Elena Dusi. Repubblica. I nuovi vaccini per le varianti sono già allo studio. Conferme della perdita di efficacia per ora non ci sono. Anzi, i test sono abbastanza rassicuranti. Ma nelle agende dei laboratori, senza troppo clamore, i lavori per riadattare il vaccino sono già stati inseriti. Di quelli di AstraZeneca parla oggi il Telegraph. Ma gli inglesi non sono certo i soli a portarsi avanti.
Tecnicamente non è un’operazione difficile. Stefania Capone, dell’azienda ReiThera di Castel Romano, spiega la procedura. «Partiamo dal genoma delle nuove varianti. Prendiamo la sequenza che codifica la proteina spike e la inseriamo nell’adenovirus che funge da vettore, sostituendo la sequenza precedente». In laboratorio per il prototipo ci vuole un mese. «Per i vaccini a Rna come Pfizer e Moderna l’operazione è ancora più semplice. Si tratta solo di sintetizzare il nuovo Rna della variante ». Sintetizzare un Dna o un Rna vuol dire mettere delle basi chimiche una dopo l’altra, operazione affidata alle macchine in ditte specializzate.

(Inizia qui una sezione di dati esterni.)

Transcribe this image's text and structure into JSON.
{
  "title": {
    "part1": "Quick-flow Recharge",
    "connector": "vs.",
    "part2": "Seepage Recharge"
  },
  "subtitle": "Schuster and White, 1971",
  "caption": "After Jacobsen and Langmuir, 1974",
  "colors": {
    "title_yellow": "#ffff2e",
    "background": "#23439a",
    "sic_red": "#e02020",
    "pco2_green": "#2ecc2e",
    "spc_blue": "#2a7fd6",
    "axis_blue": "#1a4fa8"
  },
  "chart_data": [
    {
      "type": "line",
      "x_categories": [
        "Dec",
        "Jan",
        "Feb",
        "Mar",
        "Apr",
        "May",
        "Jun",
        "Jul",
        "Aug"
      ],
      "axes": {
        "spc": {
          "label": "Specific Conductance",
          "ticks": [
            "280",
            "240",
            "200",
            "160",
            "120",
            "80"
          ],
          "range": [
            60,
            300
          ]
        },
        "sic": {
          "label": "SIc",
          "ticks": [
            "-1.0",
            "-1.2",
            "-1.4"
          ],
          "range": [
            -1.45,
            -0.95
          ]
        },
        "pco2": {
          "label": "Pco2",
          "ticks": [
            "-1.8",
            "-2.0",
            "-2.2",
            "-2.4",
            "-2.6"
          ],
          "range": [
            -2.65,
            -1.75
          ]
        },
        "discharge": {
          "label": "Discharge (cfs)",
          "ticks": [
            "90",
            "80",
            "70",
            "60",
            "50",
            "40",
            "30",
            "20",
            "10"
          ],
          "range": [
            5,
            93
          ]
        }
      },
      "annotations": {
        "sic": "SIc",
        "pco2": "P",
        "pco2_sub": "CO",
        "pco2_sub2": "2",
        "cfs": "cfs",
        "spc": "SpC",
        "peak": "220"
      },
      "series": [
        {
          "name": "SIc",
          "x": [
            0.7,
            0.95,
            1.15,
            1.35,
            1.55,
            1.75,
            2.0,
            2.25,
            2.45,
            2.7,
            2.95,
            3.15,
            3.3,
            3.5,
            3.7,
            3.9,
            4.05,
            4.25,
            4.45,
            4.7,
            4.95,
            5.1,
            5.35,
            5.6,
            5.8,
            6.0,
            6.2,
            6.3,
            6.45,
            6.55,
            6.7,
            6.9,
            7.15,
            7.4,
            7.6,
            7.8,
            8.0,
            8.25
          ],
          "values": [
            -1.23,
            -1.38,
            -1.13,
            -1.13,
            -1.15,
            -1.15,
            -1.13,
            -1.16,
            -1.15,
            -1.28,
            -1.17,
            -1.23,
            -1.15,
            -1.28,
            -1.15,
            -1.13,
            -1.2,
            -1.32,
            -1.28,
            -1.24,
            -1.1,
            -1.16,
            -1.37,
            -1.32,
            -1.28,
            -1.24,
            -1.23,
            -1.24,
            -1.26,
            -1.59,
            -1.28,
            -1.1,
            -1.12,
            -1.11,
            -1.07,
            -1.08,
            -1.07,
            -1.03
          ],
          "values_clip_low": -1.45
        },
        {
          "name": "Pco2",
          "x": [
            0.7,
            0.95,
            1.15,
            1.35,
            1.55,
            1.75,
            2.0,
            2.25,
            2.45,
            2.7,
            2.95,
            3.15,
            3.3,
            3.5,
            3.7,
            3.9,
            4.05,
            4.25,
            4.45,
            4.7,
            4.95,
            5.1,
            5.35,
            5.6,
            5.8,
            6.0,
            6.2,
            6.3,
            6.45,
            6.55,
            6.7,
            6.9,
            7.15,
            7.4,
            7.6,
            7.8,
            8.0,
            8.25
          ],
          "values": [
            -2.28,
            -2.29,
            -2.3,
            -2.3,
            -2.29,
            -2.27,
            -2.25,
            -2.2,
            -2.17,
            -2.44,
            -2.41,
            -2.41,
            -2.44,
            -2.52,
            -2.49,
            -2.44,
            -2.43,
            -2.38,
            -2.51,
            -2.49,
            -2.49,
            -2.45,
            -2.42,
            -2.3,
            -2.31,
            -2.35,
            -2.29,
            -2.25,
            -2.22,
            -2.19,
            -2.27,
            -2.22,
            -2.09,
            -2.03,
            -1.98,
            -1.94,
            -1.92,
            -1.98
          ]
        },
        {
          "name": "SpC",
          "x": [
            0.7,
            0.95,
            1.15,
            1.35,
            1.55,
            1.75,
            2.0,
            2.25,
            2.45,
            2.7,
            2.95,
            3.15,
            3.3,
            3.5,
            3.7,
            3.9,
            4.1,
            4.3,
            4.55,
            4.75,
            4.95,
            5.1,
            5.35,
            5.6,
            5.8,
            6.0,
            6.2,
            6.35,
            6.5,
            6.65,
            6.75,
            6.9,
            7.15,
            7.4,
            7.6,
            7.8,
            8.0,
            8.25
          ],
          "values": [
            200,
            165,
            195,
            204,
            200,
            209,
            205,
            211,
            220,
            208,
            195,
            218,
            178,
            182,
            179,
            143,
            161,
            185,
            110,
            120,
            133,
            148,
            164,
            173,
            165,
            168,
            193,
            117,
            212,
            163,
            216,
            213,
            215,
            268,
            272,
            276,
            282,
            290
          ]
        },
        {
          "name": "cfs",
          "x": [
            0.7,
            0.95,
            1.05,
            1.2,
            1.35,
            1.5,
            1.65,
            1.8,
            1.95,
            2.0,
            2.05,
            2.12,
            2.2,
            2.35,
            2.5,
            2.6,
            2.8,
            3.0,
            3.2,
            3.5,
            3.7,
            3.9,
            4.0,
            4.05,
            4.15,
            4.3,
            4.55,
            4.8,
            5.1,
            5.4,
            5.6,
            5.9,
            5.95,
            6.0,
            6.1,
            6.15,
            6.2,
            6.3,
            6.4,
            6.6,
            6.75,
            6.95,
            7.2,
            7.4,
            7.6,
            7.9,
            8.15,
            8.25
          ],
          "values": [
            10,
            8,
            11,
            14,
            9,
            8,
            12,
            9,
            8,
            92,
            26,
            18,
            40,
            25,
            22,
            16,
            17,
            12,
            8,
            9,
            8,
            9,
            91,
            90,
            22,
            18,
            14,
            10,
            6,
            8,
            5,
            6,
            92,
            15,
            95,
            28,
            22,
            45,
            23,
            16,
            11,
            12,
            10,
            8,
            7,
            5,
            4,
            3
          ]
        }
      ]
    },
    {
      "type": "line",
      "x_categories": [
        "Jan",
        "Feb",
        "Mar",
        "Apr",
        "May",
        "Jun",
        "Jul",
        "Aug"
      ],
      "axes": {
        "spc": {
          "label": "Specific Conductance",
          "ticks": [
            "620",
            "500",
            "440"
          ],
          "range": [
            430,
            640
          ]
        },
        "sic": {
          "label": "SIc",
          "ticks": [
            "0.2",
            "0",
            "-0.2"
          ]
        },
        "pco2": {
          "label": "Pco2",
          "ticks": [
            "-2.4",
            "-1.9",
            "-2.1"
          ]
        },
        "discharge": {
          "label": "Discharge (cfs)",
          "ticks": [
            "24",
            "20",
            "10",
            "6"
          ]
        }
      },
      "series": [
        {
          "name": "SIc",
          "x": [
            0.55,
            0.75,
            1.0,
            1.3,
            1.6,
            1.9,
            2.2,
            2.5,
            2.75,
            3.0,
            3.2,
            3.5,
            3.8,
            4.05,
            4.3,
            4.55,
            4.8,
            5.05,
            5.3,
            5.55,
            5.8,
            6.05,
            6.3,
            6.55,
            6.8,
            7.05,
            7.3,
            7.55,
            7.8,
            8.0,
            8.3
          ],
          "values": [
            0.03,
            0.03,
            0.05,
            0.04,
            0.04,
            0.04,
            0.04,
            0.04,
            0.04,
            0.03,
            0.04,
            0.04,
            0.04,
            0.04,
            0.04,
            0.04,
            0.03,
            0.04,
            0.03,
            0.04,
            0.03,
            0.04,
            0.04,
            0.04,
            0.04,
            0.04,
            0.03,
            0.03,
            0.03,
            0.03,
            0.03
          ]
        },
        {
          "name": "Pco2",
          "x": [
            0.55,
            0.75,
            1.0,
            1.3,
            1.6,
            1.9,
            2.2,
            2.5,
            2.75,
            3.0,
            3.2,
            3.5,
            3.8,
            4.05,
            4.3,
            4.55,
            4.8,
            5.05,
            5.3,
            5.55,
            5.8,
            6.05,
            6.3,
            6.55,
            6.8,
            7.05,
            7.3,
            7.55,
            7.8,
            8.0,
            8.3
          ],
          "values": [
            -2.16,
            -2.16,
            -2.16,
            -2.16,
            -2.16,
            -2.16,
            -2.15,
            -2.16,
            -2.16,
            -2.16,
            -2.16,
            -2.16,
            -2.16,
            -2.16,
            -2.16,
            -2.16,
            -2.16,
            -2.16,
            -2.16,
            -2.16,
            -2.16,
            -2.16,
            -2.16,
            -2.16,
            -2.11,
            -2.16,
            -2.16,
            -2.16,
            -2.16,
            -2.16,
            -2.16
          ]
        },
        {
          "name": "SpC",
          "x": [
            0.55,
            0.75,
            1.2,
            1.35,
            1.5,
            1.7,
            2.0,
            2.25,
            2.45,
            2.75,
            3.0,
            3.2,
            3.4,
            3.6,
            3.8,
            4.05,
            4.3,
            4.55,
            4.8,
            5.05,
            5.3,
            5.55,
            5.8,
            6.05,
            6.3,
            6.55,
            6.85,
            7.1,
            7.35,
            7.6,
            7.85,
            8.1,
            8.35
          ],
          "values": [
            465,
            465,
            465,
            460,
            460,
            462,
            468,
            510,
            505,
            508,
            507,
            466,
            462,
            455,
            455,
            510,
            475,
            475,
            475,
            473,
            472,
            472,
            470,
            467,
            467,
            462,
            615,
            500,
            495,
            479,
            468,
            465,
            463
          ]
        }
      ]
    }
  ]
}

La spike è la punta della corona del coronavirus: la proteina scelta per stimolare il sistema immunitario. Tutti i laboratori del mondo, che hanno iniziato a lavorare sui vaccini prestissimo, hanno usato la spike che circolava a Wuhan. Nelle varianti, la punta della corona ha accumulato fino a 17 mutazioni. Non abbastanza, secondo gli esperti, per rendere inefficaci i vaccini. Ma l’evoluzione dei microrganismi, quando contagiano 600 mila persone al giorno e si replicano vorticosamente, è imprevedibile. Anche Andrew Pollard, responsabile del vaccino di Oxford, in un’intervista al British Medical Journal non ne fa un gran problema: «Si tratta di sintetizzare un nuovo frammento di Dna nel nostro caso, di Rna in quello di Pfizer e Moderna, e inserirlo nel nuovo vaccino».
L’incognita, semmai, è la procedura di approvazione. Gli enti regolatori come l’Ema in Europa e l’Fda negli Stati Uniti, richiederanno nuovi test? Nessuno lo sa, perché mai nessuno si è trovato in una situazione simile. Nelle interviste rilasciate, gli esperti hanno rassicurato che non dovrebbero essere ripetute tutte e tre le fasi di sperimentazione. Non ci sono infatti motivi per ipotizzare che cambi la sicurezza del vaccino.
Più complicato, invece, sarebbe identificare nuovi anticorpi monoclonali. Potrebbero volerci diversi mesi per l’intero processo. Emanuele Andreano è responsabile del progetto Covid-19 del Mad Lab di Toscana Life Sciences, che sotto la guida di Rino Rappuoli lavora ai monoclonali italiani: «Siamo partiti dal plasma di alcuni convalescenti. Abbiamo selezionato gli anticorpi più potenti e i linfociti che li hanno prodotti, mettendoli in coltura. La procedura ha richiesto 4 mesi». Poi è partita la produzione, che pure ha richiesto un paio di mesi. A differenza dei vaccini, che stimolano il sistema immunitario con l’intera spike, i monoclonali cercano il punto debole della punta della corona e concentrano lì il loro attacco. «Finora — assicura Andreano — gli anticorpi che abbiamo selezionato continuano a essere efficaci ». Il tallone d’Achille del virus, per ora, è ancora al suo posto.